Im Saale des Herrn von Boissieux zu Toulouse war, aber nur für ihn, als Erben, eine seltene Kunstausstellung zu sehen. Die Diener hatten aus allen Zimmern, Schränken, Gewölben und Kistchen und Kästchen hunderterlei Dinge reingeputzt, vorsichtig auf die lange Tafel gestellt, die mit großen dunkelgrünen, einst kostbar und mühsam ausgenähten Decken behangen war. Endlich hatten sie alles zusammengetragen und nur Mr. Coquart, der Kammerdiener des Herrn von Boissieux, und Mademoiselle Sarotte, die Kammerfrau der unlängst verstorbenen guten alten Ménehoult, befanden sich noch allein im Saale und erwarteten den Herrn.
Mr. Coquart betrachtete sich die reiche Verlassenschaft, das Silbergeschirr, die vielen kunstreichen Terrinen und Schüsseln, die vergoldeten Arm- und Handleuchter, das goldene Dessertgeschirr, die Schmuckkästchen mit den Ringen, die Perlenhalsbänder, die Armbänder, die Diamanten und Edelsteine, beschaute sich dann die auch schon ältliche Sarotte und fragte sie:
– Wäre das Zeug nun wol werth, daß ich dich heirathete, Sarotte, wenn du es besäßest? Was meinst du?

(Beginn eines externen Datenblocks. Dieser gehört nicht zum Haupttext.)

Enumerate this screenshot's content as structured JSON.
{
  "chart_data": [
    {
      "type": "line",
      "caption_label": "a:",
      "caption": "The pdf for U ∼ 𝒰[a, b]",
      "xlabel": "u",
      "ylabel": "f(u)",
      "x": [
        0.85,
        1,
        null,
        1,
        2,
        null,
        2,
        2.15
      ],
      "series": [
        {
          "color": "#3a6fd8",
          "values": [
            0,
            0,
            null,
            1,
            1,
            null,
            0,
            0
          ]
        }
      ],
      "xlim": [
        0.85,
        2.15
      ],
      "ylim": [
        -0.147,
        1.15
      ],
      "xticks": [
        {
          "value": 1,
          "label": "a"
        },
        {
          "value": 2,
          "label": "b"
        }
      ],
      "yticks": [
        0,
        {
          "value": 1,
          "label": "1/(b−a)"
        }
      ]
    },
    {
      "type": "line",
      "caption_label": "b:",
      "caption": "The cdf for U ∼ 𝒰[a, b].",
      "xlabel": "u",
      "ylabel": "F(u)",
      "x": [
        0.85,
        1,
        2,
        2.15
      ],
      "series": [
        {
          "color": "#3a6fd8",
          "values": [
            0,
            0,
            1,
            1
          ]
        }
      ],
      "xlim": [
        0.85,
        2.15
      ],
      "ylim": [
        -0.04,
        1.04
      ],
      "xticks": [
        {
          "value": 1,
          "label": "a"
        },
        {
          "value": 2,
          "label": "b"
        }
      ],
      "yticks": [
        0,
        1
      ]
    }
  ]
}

– Ich denke, du kennst mich besser, versetzte Sarotte, und nimmst mich meiner Vergangenheit wegen! Und verkenne die gute Alte nicht: sie hat mir für die bei ihr verlorenen Jugendjahre so viel vermacht, daß du dich darüber freuen wirst. Und daß wir nicht gerade verheirathet waren, weil das unsere Gnädige nicht wollte – was verlieren die Menschen an Namen, wenn sie nur das Leben gewinnen.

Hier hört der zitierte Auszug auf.